この機会に強制的にやるのか,やらないのかということをきっちりとした議論をしていく必要がある。根本的に統合政策をどうすべきかというコンセンサスがないまま議論をしても結論が出ないのではないかと思います。ようやく結論が出始めたのは小中学校の児童生徒についてで,公教育で受け止めましょうということになった。問題は例えば,高校に進学するときに中学の勉強だけでは全く対応できないということです。ですから川崎などでも,高校に進学させるためのボランティア活動が行われていますが,こういう場を使わないと難しい。
それからもう一つは,いわゆる外国人学校ですね,ブラジル人学校では大体週に二,三時間しか日本語をやっていないわけです。コミュニティーとしてはブラジル人,ペルー人の集まりでポルトガル語やスペイン語をしゃべっていますから,自立ができない。自立ができないということで,この人たちに日本語教育を強制するのかどうか,またそこで統合政策に戻ってきてしまうわけで,今回のここでの審議は国民的なコンセンサスができていないという中では,これが精いっぱいなのではないかと思うのです。ですから今,西原主査がおっしゃったように余り排除する,しないということを書く,書かないというのはやっぱりちょっと行き過ぎで,排除するものではない,という程度の表現が良いと思います。

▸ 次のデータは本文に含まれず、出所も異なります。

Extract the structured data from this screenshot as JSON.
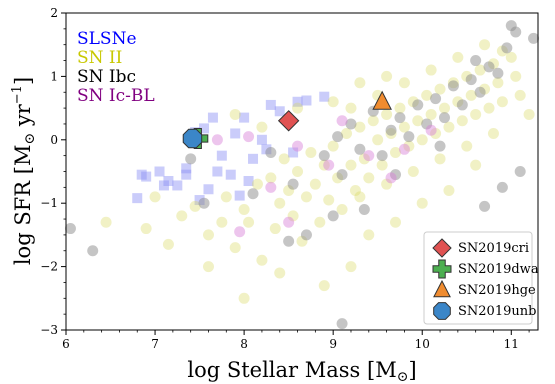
{
  "chart_data": {
    "type": "scatter",
    "xlabel": "log Stellar Mass [M",
    "xlabel_symbol": "⊙",
    "xlabel_suffix": "]",
    "ylabel": "log SFR [M",
    "ylabel_symbol": "⊙",
    "ylabel_unit": " yr",
    "ylabel_exp": "−1",
    "ylabel_suffix": "]",
    "xlim": [
      6,
      11.3
    ],
    "ylim": [
      -3,
      2
    ],
    "xticks": [
      6,
      7,
      8,
      9,
      10,
      11
    ],
    "yticks": [
      -3,
      -2,
      -1,
      0,
      1,
      2
    ],
    "xtick_labels": [
      "6",
      "7",
      "8",
      "9",
      "10",
      "11"
    ],
    "ytick_labels": [
      "−3",
      "−2",
      "−1",
      "0",
      "1",
      "2"
    ],
    "grid": false,
    "class_key": [
      {
        "label": "SLSNe",
        "color": "#0000ff"
      },
      {
        "label": "SN II",
        "color": "#c8c800"
      },
      {
        "label": "SN Ibc",
        "color": "#000000"
      },
      {
        "label": "SN Ic-BL",
        "color": "#800080"
      }
    ],
    "legend_position": "lower right",
    "series": [
      {
        "name": "SLSNe",
        "marker": "square",
        "color": "#8a8ff5",
        "alpha": 0.45,
        "points": [
          [
            6.8,
            -0.92
          ],
          [
            6.85,
            -0.55
          ],
          [
            6.9,
            -0.58
          ],
          [
            7.05,
            -0.5
          ],
          [
            7.15,
            -0.65
          ],
          [
            7.25,
            -0.72
          ],
          [
            7.35,
            -0.45
          ],
          [
            7.5,
            -0.95
          ],
          [
            7.6,
            -0.78
          ],
          [
            7.7,
            -0.5
          ],
          [
            7.85,
            -0.55
          ],
          [
            7.95,
            -0.88
          ],
          [
            7.45,
            0.12
          ],
          [
            7.55,
            0.18
          ],
          [
            7.65,
            0.35
          ],
          [
            7.9,
            0.1
          ],
          [
            8.0,
            0.35
          ],
          [
            8.1,
            -0.3
          ],
          [
            8.2,
            0.0
          ],
          [
            8.3,
            0.55
          ],
          [
            8.4,
            0.45
          ],
          [
            8.6,
            0.6
          ],
          [
            8.7,
            0.62
          ],
          [
            8.9,
            0.68
          ],
          [
            8.05,
            -0.65
          ],
          [
            7.35,
            -0.55
          ],
          [
            7.1,
            -0.72
          ],
          [
            8.55,
            -0.2
          ],
          [
            7.75,
            -0.25
          ],
          [
            8.25,
            -0.15
          ]
        ]
      },
      {
        "name": "SN II",
        "marker": "circle",
        "color": "#d6d65a",
        "alpha": 0.35,
        "points": [
          [
            6.45,
            -1.3
          ],
          [
            6.9,
            -1.4
          ],
          [
            7.0,
            -0.9
          ],
          [
            7.15,
            -1.65
          ],
          [
            7.3,
            -1.2
          ],
          [
            7.45,
            -1.05
          ],
          [
            7.6,
            -1.5
          ],
          [
            7.75,
            -1.3
          ],
          [
            7.8,
            -0.9
          ],
          [
            7.9,
            -1.7
          ],
          [
            8.0,
            -1.1
          ],
          [
            8.05,
            -1.3
          ],
          [
            8.15,
            -0.7
          ],
          [
            8.2,
            -1.9
          ],
          [
            8.3,
            -0.6
          ],
          [
            8.35,
            -1.4
          ],
          [
            8.4,
            -1.0
          ],
          [
            8.45,
            -0.3
          ],
          [
            8.5,
            -0.8
          ],
          [
            8.55,
            -1.2
          ],
          [
            8.6,
            -0.5
          ],
          [
            8.65,
            -1.6
          ],
          [
            8.7,
            -0.9
          ],
          [
            8.75,
            -0.2
          ],
          [
            8.8,
            -0.7
          ],
          [
            8.85,
            -1.3
          ],
          [
            8.9,
            -0.4
          ],
          [
            8.95,
            -0.95
          ],
          [
            9.0,
            -0.1
          ],
          [
            9.05,
            -0.6
          ],
          [
            9.1,
            -1.1
          ],
          [
            9.15,
            0.1
          ],
          [
            9.2,
            -0.4
          ],
          [
            9.25,
            -0.8
          ],
          [
            9.3,
            0.2
          ],
          [
            9.35,
            -0.3
          ],
          [
            9.4,
            -0.6
          ],
          [
            9.45,
            0.3
          ],
          [
            9.5,
            0.0
          ],
          [
            9.55,
            -0.4
          ],
          [
            9.6,
            0.4
          ],
          [
            9.65,
            0.1
          ],
          [
            9.7,
            -0.2
          ],
          [
            9.75,
            0.5
          ],
          [
            9.8,
            0.2
          ],
          [
            9.85,
            -0.1
          ],
          [
            9.9,
            0.6
          ],
          [
            9.95,
            0.3
          ],
          [
            10.0,
            0.0
          ],
          [
            10.05,
            0.7
          ],
          [
            10.1,
            0.4
          ],
          [
            10.15,
            0.1
          ],
          [
            10.2,
            0.8
          ],
          [
            10.25,
            0.5
          ],
          [
            10.3,
            0.2
          ],
          [
            10.35,
            0.9
          ],
          [
            10.4,
            0.6
          ],
          [
            10.45,
            0.3
          ],
          [
            10.5,
            1.0
          ],
          [
            10.55,
            0.7
          ],
          [
            10.6,
            0.4
          ],
          [
            10.65,
            1.1
          ],
          [
            10.7,
            0.8
          ],
          [
            10.75,
            0.5
          ],
          [
            10.8,
            1.2
          ],
          [
            10.85,
            0.9
          ],
          [
            10.9,
            0.6
          ],
          [
            11.0,
            1.3
          ],
          [
            11.05,
            1.0
          ],
          [
            11.1,
            0.7
          ],
          [
            9.3,
            -0.9
          ],
          [
            9.6,
            -0.7
          ],
          [
            9.9,
            -0.5
          ],
          [
            10.2,
            -0.3
          ],
          [
            10.5,
            -0.1
          ],
          [
            10.8,
            0.1
          ],
          [
            9.2,
            0.5
          ],
          [
            9.5,
            0.7
          ],
          [
            9.8,
            0.9
          ],
          [
            10.1,
            1.1
          ],
          [
            10.4,
            1.3
          ],
          [
            10.7,
            1.5
          ],
          [
            8.4,
            -2.1
          ],
          [
            8.9,
            -2.3
          ],
          [
            9.2,
            -2.0
          ],
          [
            8.0,
            -2.5
          ],
          [
            7.6,
            -2.0
          ],
          [
            9.4,
            -1.5
          ],
          [
            9.7,
            -1.3
          ],
          [
            10.0,
            -1.0
          ],
          [
            10.3,
            -0.8
          ],
          [
            8.2,
            0.2
          ],
          [
            7.9,
            0.4
          ],
          [
            8.6,
            0.5
          ],
          [
            9.0,
            0.6
          ],
          [
            9.3,
            0.9
          ],
          [
            9.6,
            1.0
          ],
          [
            10.9,
            1.4
          ],
          [
            11.2,
            0.4
          ],
          [
            10.6,
            -0.4
          ]
        ]
      },
      {
        "name": "SN Ibc",
        "marker": "circle",
        "color": "#8c8c8c",
        "alpha": 0.5,
        "points": [
          [
            6.3,
            -1.75
          ],
          [
            6.05,
            -1.4
          ],
          [
            7.4,
            -0.3
          ],
          [
            7.55,
            -1.0
          ],
          [
            8.1,
            -0.85
          ],
          [
            8.3,
            -0.2
          ],
          [
            8.55,
            -0.7
          ],
          [
            8.7,
            -1.5
          ],
          [
            8.9,
            -0.25
          ],
          [
            9.05,
            0.05
          ],
          [
            9.1,
            -0.55
          ],
          [
            9.2,
            0.25
          ],
          [
            9.3,
            -0.15
          ],
          [
            9.35,
            -1.1
          ],
          [
            9.45,
            0.45
          ],
          [
            9.55,
            -0.25
          ],
          [
            9.65,
            0.15
          ],
          [
            9.75,
            0.35
          ],
          [
            9.85,
            0.05
          ],
          [
            9.95,
            0.55
          ],
          [
            10.05,
            0.25
          ],
          [
            10.15,
            0.65
          ],
          [
            10.25,
            0.35
          ],
          [
            10.35,
            0.85
          ],
          [
            10.45,
            0.55
          ],
          [
            10.55,
            0.95
          ],
          [
            10.65,
            0.75
          ],
          [
            10.75,
            1.15
          ],
          [
            10.85,
            1.05
          ],
          [
            10.95,
            1.45
          ],
          [
            11.05,
            1.7
          ],
          [
            11.25,
            1.6
          ],
          [
            11.0,
            1.8
          ],
          [
            10.6,
            1.25
          ],
          [
            10.2,
            -0.1
          ],
          [
            9.7,
            -0.55
          ],
          [
            9.0,
            -1.2
          ],
          [
            8.5,
            -1.6
          ],
          [
            10.9,
            -0.75
          ],
          [
            11.1,
            -0.5
          ],
          [
            10.7,
            -1.05
          ],
          [
            9.1,
            -2.9
          ]
        ]
      },
      {
        "name": "SN Ic-BL",
        "marker": "circle",
        "color": "#d77fd7",
        "alpha": 0.45,
        "points": [
          [
            7.7,
            0.0
          ],
          [
            8.05,
            0.05
          ],
          [
            8.3,
            -0.75
          ],
          [
            8.5,
            -1.3
          ],
          [
            8.95,
            -0.4
          ],
          [
            9.4,
            -0.25
          ],
          [
            9.8,
            -0.15
          ],
          [
            10.1,
            0.15
          ],
          [
            7.95,
            -1.45
          ],
          [
            8.6,
            -0.1
          ],
          [
            9.1,
            0.3
          ],
          [
            9.65,
            -0.6
          ]
        ]
      }
    ],
    "highlighted": [
      {
        "name": "SN2019cri",
        "marker": "diamond",
        "color": "#e05252",
        "x": 8.5,
        "y": 0.3
      },
      {
        "name": "SN2019dwa",
        "marker": "plus",
        "color": "#4caf50",
        "x": 7.48,
        "y": 0.02
      },
      {
        "name": "SN2019hge",
        "marker": "triangle",
        "color": "#f08c30",
        "x": 9.55,
        "y": 0.6
      },
      {
        "name": "SN2019unb",
        "marker": "octagon",
        "color": "#3b86c8",
        "x": 7.42,
        "y": 0.02
      }
    ]
  }
}
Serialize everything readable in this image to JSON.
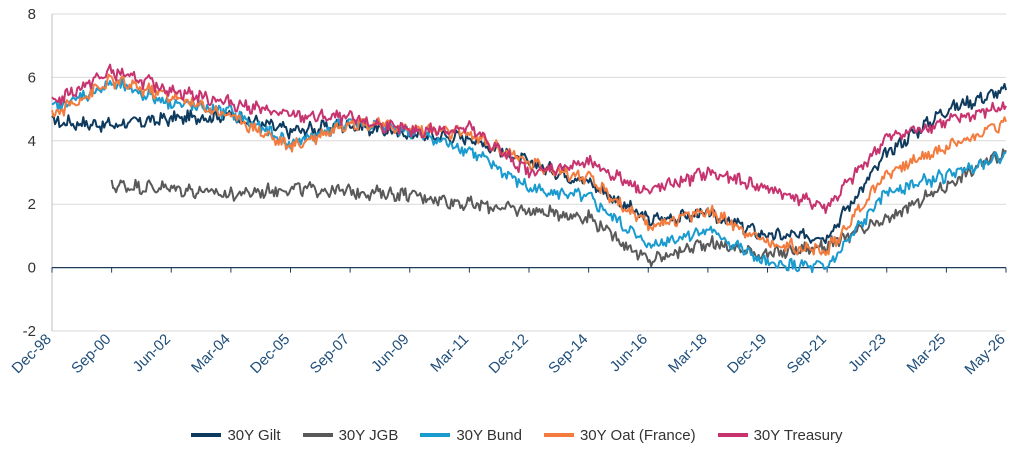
{
  "chart_data": {
    "type": "line",
    "title": "",
    "xlabel": "",
    "ylabel": "",
    "ylim": [
      -2,
      8
    ],
    "yticks": [
      "-2",
      "0",
      "2",
      "4",
      "6",
      "8"
    ],
    "x": [
      "Dec-98",
      "Sep-00",
      "Jun-02",
      "Mar-04",
      "Dec-05",
      "Sep-07",
      "Jun-09",
      "Mar-11",
      "Dec-12",
      "Sep-14",
      "Jun-16",
      "Mar-18",
      "Dec-19",
      "Sep-21",
      "Jun-23",
      "Mar-25",
      "May-26"
    ],
    "grid": true,
    "legend_position": "bottom",
    "series": [
      {
        "name": "30Y Gilt",
        "color": "#0e3a5e",
        "values": [
          4.6,
          4.5,
          4.7,
          4.8,
          4.3,
          4.5,
          4.2,
          4.1,
          3.3,
          2.7,
          1.5,
          1.7,
          1.0,
          1.0,
          3.6,
          5.0,
          5.6
        ]
      },
      {
        "name": "30Y JGB",
        "color": "#595959",
        "values": [
          null,
          2.6,
          2.5,
          2.3,
          2.5,
          2.4,
          2.3,
          2.0,
          1.8,
          1.6,
          0.2,
          0.8,
          0.4,
          0.7,
          1.5,
          2.6,
          3.7
        ]
      },
      {
        "name": "30Y Bund",
        "color": "#1a9bcf",
        "values": [
          5.0,
          5.8,
          5.2,
          4.9,
          3.9,
          4.6,
          4.3,
          3.7,
          2.5,
          2.2,
          0.7,
          1.2,
          0.1,
          0.0,
          2.4,
          2.9,
          3.6
        ]
      },
      {
        "name": "30Y Oat (France)",
        "color": "#f47b3e",
        "values": [
          4.8,
          5.9,
          5.4,
          4.8,
          3.8,
          4.6,
          4.4,
          4.2,
          3.3,
          2.8,
          1.3,
          1.8,
          0.8,
          0.5,
          3.0,
          3.8,
          4.6
        ]
      },
      {
        "name": "30Y Treasury",
        "color": "#c7336f",
        "values": [
          5.2,
          6.2,
          5.6,
          5.2,
          4.8,
          4.7,
          4.3,
          4.4,
          3.0,
          3.3,
          2.4,
          3.0,
          2.5,
          1.9,
          4.1,
          4.6,
          5.1
        ]
      }
    ]
  }
}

それから山田委員がおっしゃったような国籍の問題というのは,これは明確にできない。いろんなタイプの方がいらっしゃいます。日本国籍を持っていても日本語は余りできないという方はたくさんいらっしゃいますから,日本人という意味ではなくて,明らかに外国につながっている方,あるいは在留資格上かなり自由に活動のできる資格を持っている方,そういう方々についてはここの議論をベースとした日本語教育の目的,目標の中で対応していただかないとまずいのではないかなということです。非常に大きな円を描いたので,ここに大体入るという説明ができるような文章だと良いと思います。したがって6ページは,皆さんはこだわっているというか,私も引っ掛かったのですが,一生懸命定義をしようとするのだけれども,実は抜け落ちているところが見える文章になっている。それが逆にかえって混乱を招くので,もう少しざっくりと書いた方が,山田委員のおっしゃったように国籍のいかんを問わず生活者として日本で生活する,あるいは働いている,学んでいる人たちを対象にするというくらいで良いのかもしれないですね。そうなると後ろもすっと読めるような感じがするのです。
○佐藤委員
今のところには論点が二つあって,前の方の「生活者」という定義のところの日本人であるか外国人であるかというところ,それから国籍にかかわって日本人と外国人と両方含むという読み方ですよね。これは日本国籍か外国籍であるかということではないわけですね。それであるとすると,先ほど山田委員がおっしゃっておられたような配布資料2の6ページの「したがって」というところに「様々な国籍を」というのを入れればよろしいと思うのですが,問題は例示の仕方がこれでいいのかどうかということだと思うのです。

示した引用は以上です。